東京に住んでいると、星の数ほど出会いがある。
そして出会いが多い人ほど、恋に発展する“決定打”を探してしまうものだ。
モデルをしている小夜子(29)も、その内の一人。長年の友人関係にあった男との関係に、頭を悩ませていた。
そんなある日、彼女は恭介という男と出会う。
撮影終わりのモデルたちが、バーで出会った男たち
「お二人で、飲まれているんですか?」
小夜子は、早朝からの撮影を終え、モデル仲間のエリカと代官山のバーで飲んでいた。すると、30代半ばと思われる男性二人組に声をかけられた。
「一杯、ごちそうさせてもらえませんか?」
モデルという職業柄、こうして男たちに声をかけられることは、日常茶飯事だ。この誘いを受けるか否か、お互い目配せで相談し合う。
すると、エリカは口角をきゅっと上げた。今日の男たちは「Yes」だというサインだ。シンプルなシャツの着こなしや腕時計を見れば、エリートサラリーマンだろうと言うことが大方予想がつくのだ。
「いいんですか?ありがとうございます」
小夜子が最終ジャッジし、にっこり微笑み返すと、男たちが早速、両隣りに座ってきた。すると、小夜子の隣に座った男から、ふわりと甘い精悍な香りがした。
―…いい香りだわ……。
その男に、思わず鼻を近づけそうになった。男の名前は恭介といって、外資系証券会社勤務らしい。彼は小夜子の目を真っ直ぐ見ながら、軽快に話しかけてきた。
「今日は、どちらで撮影だったんですか?」
「九十九里のほうです」
そう答えると、恭介は笑顔で言った。
「いいですね。僕はサーフィンをするので、その辺りはよく行きます」
恭介の肩には綺麗な筋肉がついており、ワイシャツのボタンを上から2つ、外していた。そのセクシーな体つきは、モデルの小夜子が見ても惚れ惚れするほどだ。

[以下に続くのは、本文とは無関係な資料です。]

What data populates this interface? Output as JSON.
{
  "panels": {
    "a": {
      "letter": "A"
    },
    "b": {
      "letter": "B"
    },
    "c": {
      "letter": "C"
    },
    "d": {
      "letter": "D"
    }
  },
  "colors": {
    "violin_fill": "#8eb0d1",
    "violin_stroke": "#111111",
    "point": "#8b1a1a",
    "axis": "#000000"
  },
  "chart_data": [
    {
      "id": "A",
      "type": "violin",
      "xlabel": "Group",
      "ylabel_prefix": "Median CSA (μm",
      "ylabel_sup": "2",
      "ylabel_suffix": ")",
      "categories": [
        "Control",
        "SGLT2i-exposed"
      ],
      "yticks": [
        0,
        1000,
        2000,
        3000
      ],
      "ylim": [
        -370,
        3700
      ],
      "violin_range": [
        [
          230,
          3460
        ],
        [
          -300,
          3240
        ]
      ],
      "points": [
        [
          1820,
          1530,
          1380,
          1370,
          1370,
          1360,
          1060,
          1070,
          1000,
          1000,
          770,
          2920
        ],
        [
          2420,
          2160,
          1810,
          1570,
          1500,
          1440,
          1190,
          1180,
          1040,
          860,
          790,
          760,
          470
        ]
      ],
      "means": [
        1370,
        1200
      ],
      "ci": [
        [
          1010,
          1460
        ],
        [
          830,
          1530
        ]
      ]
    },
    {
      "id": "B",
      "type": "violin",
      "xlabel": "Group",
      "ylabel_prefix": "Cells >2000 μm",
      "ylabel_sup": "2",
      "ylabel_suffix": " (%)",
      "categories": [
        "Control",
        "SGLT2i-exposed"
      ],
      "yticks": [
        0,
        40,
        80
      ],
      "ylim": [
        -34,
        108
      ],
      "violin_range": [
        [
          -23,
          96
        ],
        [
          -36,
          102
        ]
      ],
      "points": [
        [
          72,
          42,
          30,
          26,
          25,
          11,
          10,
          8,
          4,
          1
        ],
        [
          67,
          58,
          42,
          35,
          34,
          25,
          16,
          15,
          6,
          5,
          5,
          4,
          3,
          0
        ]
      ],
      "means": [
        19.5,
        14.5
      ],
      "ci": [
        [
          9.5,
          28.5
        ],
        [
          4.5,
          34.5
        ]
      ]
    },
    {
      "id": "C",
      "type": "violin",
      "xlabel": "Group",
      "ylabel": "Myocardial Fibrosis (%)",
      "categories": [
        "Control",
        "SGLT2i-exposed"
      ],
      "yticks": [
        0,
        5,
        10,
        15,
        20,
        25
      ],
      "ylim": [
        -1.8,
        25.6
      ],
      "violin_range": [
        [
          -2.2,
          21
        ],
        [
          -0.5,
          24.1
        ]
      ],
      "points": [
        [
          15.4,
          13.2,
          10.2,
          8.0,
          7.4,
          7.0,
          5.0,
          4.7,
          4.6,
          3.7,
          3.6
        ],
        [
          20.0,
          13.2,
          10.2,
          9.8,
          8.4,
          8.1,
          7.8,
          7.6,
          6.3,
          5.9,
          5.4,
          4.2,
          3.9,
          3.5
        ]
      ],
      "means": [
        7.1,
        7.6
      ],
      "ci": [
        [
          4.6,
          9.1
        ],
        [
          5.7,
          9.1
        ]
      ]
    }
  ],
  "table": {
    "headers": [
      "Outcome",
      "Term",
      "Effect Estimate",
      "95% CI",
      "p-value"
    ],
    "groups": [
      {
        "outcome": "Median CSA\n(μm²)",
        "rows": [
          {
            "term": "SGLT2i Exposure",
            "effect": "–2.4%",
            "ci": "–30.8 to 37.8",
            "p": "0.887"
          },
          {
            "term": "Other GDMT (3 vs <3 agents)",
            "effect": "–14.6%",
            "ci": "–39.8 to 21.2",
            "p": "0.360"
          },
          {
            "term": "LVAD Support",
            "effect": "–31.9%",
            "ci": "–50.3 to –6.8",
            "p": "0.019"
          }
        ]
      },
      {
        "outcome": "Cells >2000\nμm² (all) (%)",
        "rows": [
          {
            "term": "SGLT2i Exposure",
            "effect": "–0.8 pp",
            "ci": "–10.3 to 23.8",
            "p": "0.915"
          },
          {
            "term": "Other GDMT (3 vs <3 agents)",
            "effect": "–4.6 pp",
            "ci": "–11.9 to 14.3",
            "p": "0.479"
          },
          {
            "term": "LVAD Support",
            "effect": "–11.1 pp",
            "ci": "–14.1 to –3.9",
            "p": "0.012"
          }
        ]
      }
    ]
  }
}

その夜、4人での会話はかなり盛り上がり、気づけば明け方まで話し込んでいた。バーで声をかけられて朝まで話し込むなんて、滅多にないことだ。
話が面白くて盛り上がる人なんて、たくさんいる。しかしいい香りをまとう恭介の隣にいると、何かに包みこまれているようで心地が良かったのだ。
恭介のことを「いいな」と思ったものの、小夜子はモデル仲間の亮から告白されたばかりだった。亮とは10年来の友人だったので、その返事を悩んでいたのだ。